The concern about other animals being carriers for MPV is that this might make it difficult to control the virus in the long-term.

It is also important for people who self-isolate at home to know whether this also needs to be from their pets. Advice was not initially given on this question, However, on 27 May the UK included the need for people diagnosed with MPV to also isolate from their pets. Similar guidance is made by the ECDC.

This is to reduce the risk that animals could become a long-term reservoir for MPV.

Gerbils, hamsters and other rodents have a very high risk of catching MPV. Other pets including cats and dogs should be kept isolated at home. However, it is difficult to set how “regular vet checks to ensure no clinical signs are observed” is expected to work.

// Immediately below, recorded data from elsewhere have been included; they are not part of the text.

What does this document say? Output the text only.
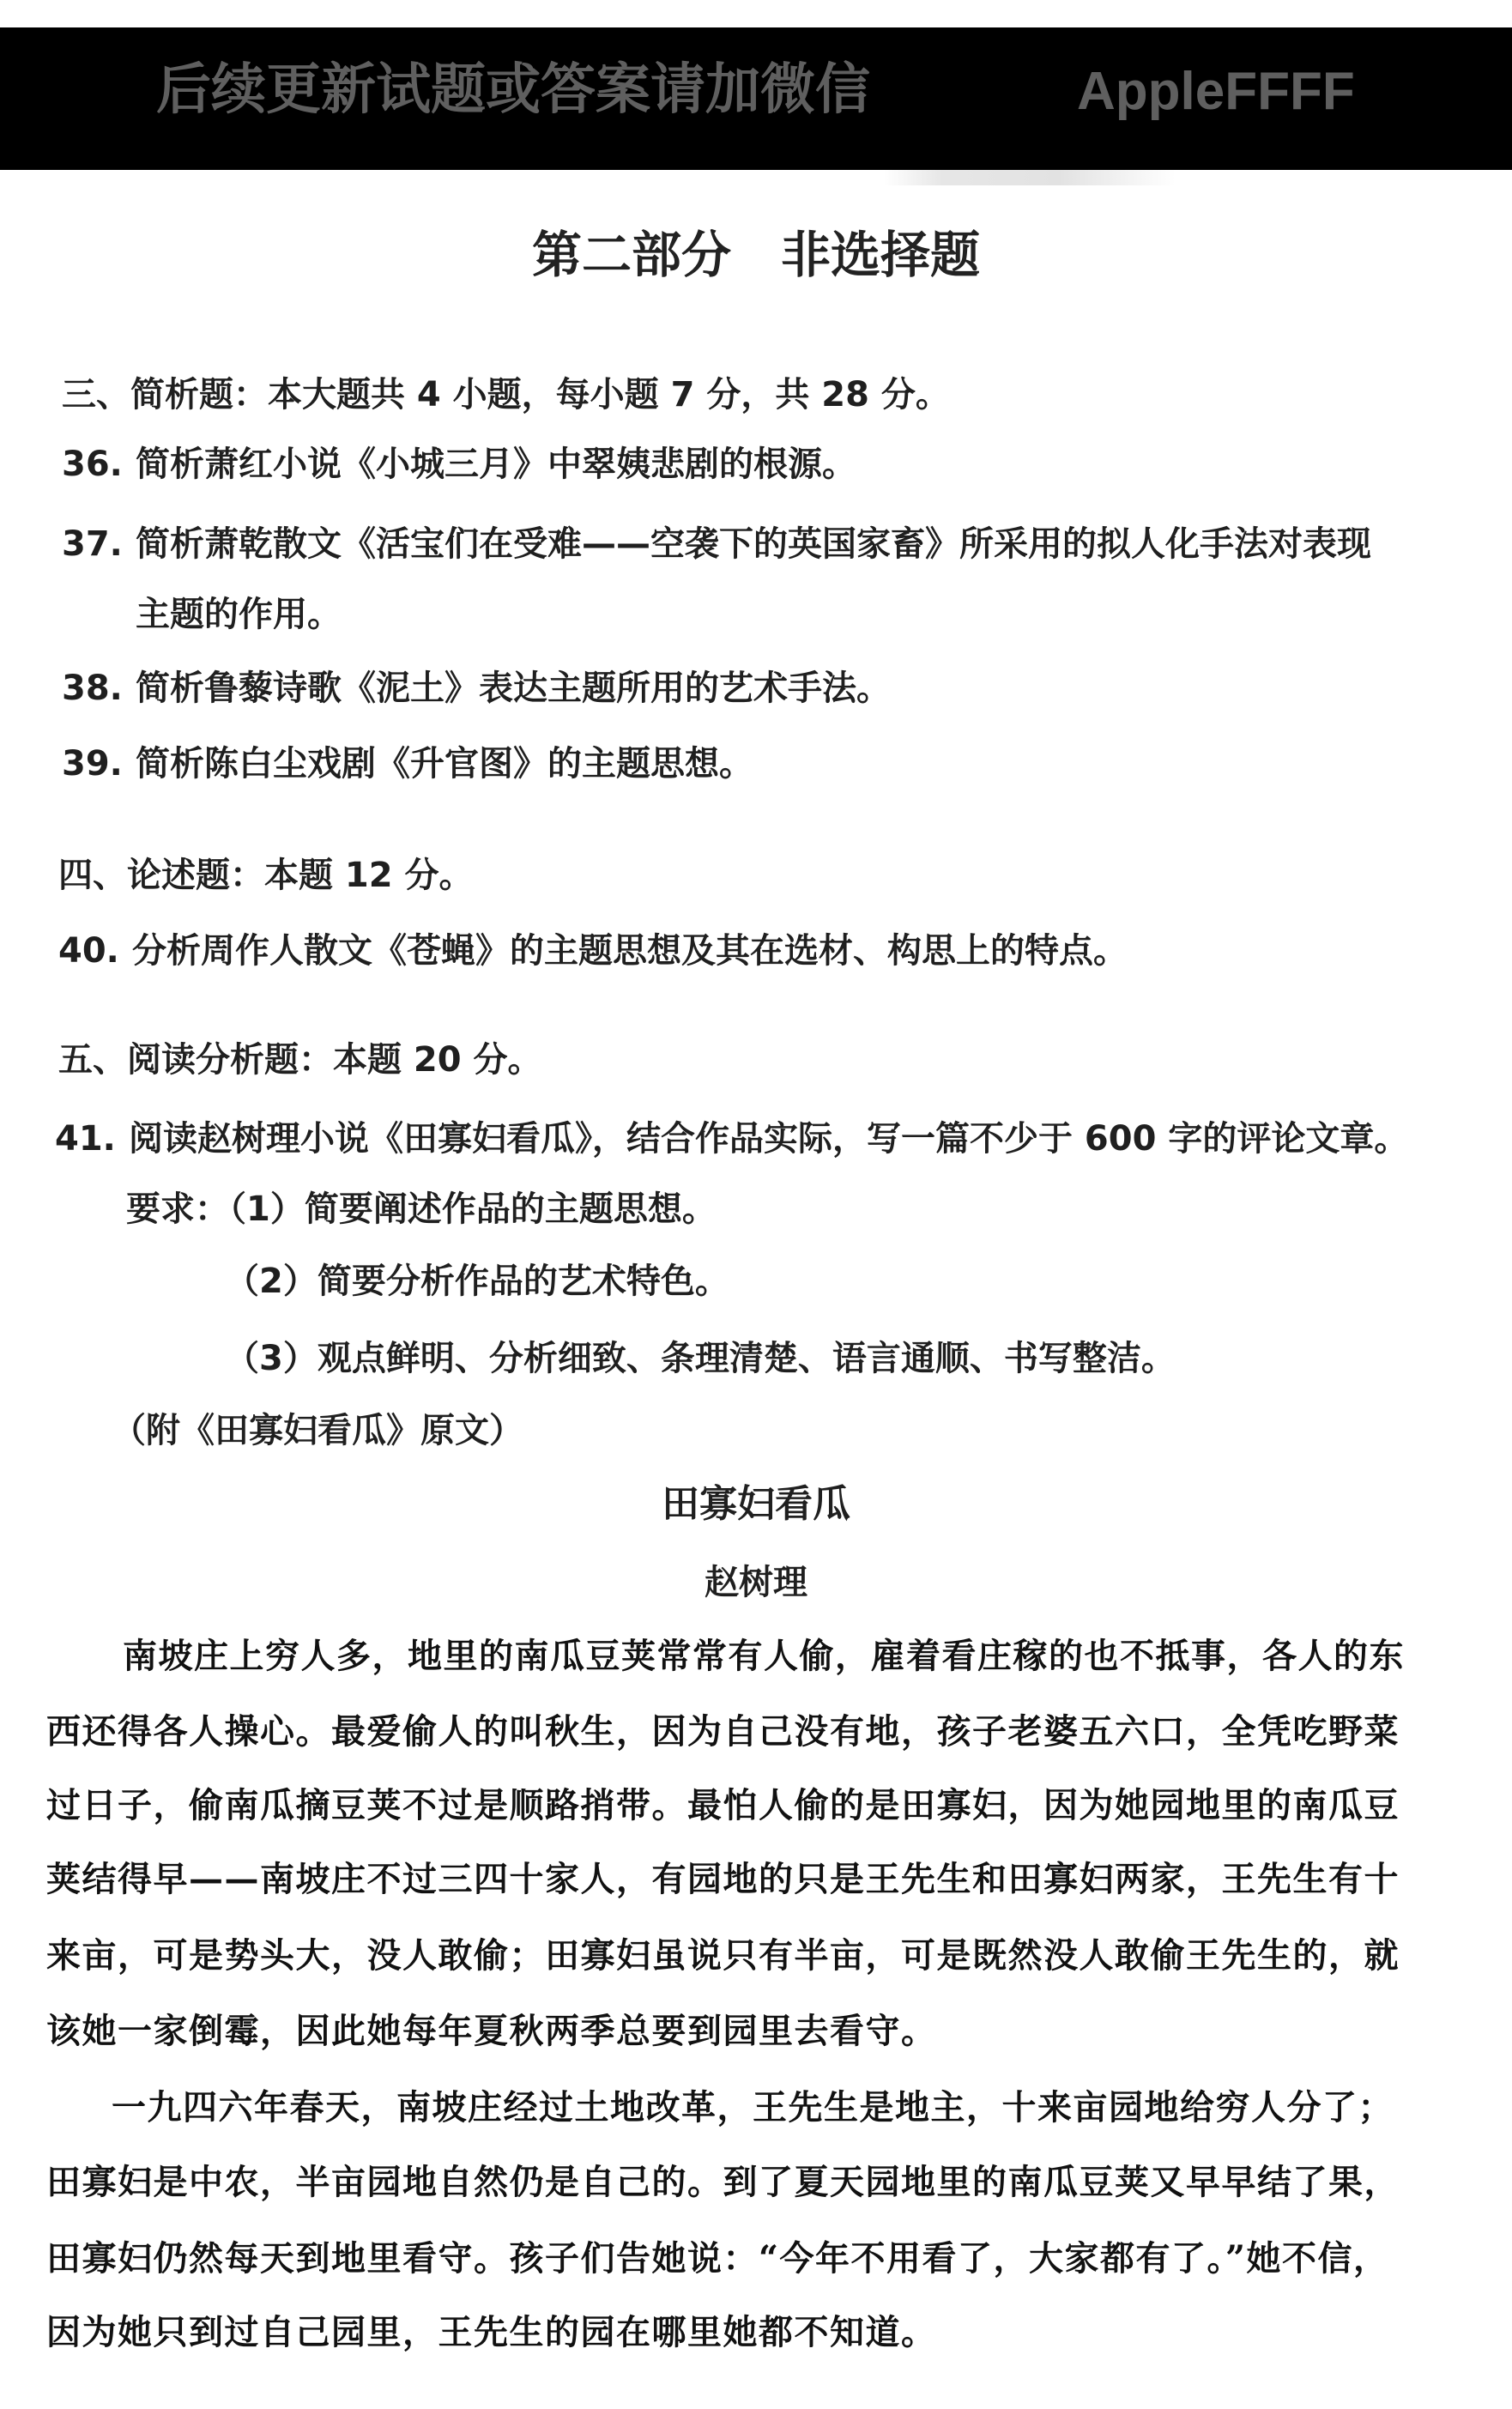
后续更新试题或答案请加微信	AppleFFFF
第二部分　非选择题
三、简析题：本大题共 4 小题，每小题 7 分，共 28 分。
36. 简析萧红小说《小城三月》中翠姨悲剧的根源。
37. 简析萧乾散文《活宝们在受难——空袭下的英国家畜》所采用的拟人化手法对表现
主题的作用。
38. 简析鲁藜诗歌《泥土》表达主题所用的艺术手法。
39. 简析陈白尘戏剧《升官图》的主题思想。
四、论述题：本题 12 分。
40. 分析周作人散文《苍蝇》的主题思想及其在选材、构思上的特点。
五、阅读分析题：本题 20 分。
41. 阅读赵树理小说《田寡妇看瓜》，结合作品实际，写一篇不少于 600 字的评论文章。
要求：（1）简要阐述作品的主题思想。
（2）简要分析作品的艺术特色。
（3）观点鲜明、分析细致、条理清楚、语言通顺、书写整洁。
（附《田寡妇看瓜》原文）
田寡妇看瓜
赵树理
南坡庄上穷人多，地里的南瓜豆荚常常有人偷，雇着看庄稼的也不抵事，各人的东
西还得各人操心。最爱偷人的叫秋生，因为自己没有地，孩子老婆五六口，全凭吃野菜
过日子，偷南瓜摘豆荚不过是顺路捎带。最怕人偷的是田寡妇，因为她园地里的南瓜豆
荚结得早——南坡庄不过三四十家人，有园地的只是王先生和田寡妇两家，王先生有十
来亩，可是势头大，没人敢偷；田寡妇虽说只有半亩，可是既然没人敢偷王先生的，就
该她一家倒霉，因此她每年夏秋两季总要到园里去看守。
一九四六年春天，南坡庄经过土地改革，王先生是地主，十来亩园地给穷人分了；
田寡妇是中农，半亩园地自然仍是自己的。到了夏天园地里的南瓜豆荚又早早结了果，
田寡妇仍然每天到地里看守。孩子们告她说：“今年不用看了，大家都有了。”她不信，
因为她只到过自己园里，王先生的园在哪里她都不知道。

While this advice is laudable in the case of pets, the guidance doesn’t extend to unwelcome rodents that are present despite complaining to your landlord. This might however be a fast-track way to prompt a response.

6. References and further information

The following sources were used for the information on this page.

  1. NHS. Monkeypox.
    Non-technical information about MPV in the UK. This includes who to contact if you are worried about symptoms.
  2. Monkeypox virus. (23 May 2022).
    More detailed information from the UK government about all aspects of MPV including update on the current outbreak.
  3. BHIVA rapid statement on monkeypox virus. (17 May 2022).
  4. European Centre for Disease Prevention and Control (ECDC). Monkeypox multi-country outbreak: rapid assessment report. (23 May 2022). (download page) (PDF)
    See also this slide set from an informal webinar given on 24 May 2022.
    Monkeypox ECDC webinar (PDF)
  5. Adler H et al. Clinical features and management of human monkeypox: a retrospective observational study in the UK. The Lancet, DOI: 10.1016/S1473-3099(22)00228-6. (May 24 2022).
    Details of seven MPV cases reported in the UK between 2028 and 2021.
  6. US CDC. What clinicians need to know about monkeypox in the United States and other countries.
    This US talk on clinical management includes pictures of MPV compared to other common rashes.
  7. US CDC. Monitoring people who have been exposed.
  8. US CDC. Home page for information for doctors about MPV.
  9. International Monkeypox case tracker.
  10. Human Animal Infections and Risk Surveillance group (HAIRS). Qualitative assessment of the risk to the UK human population of monkeypox infection in a canine, feline, mustelid, lagomorph or rodent UK pet. (27 May 2022).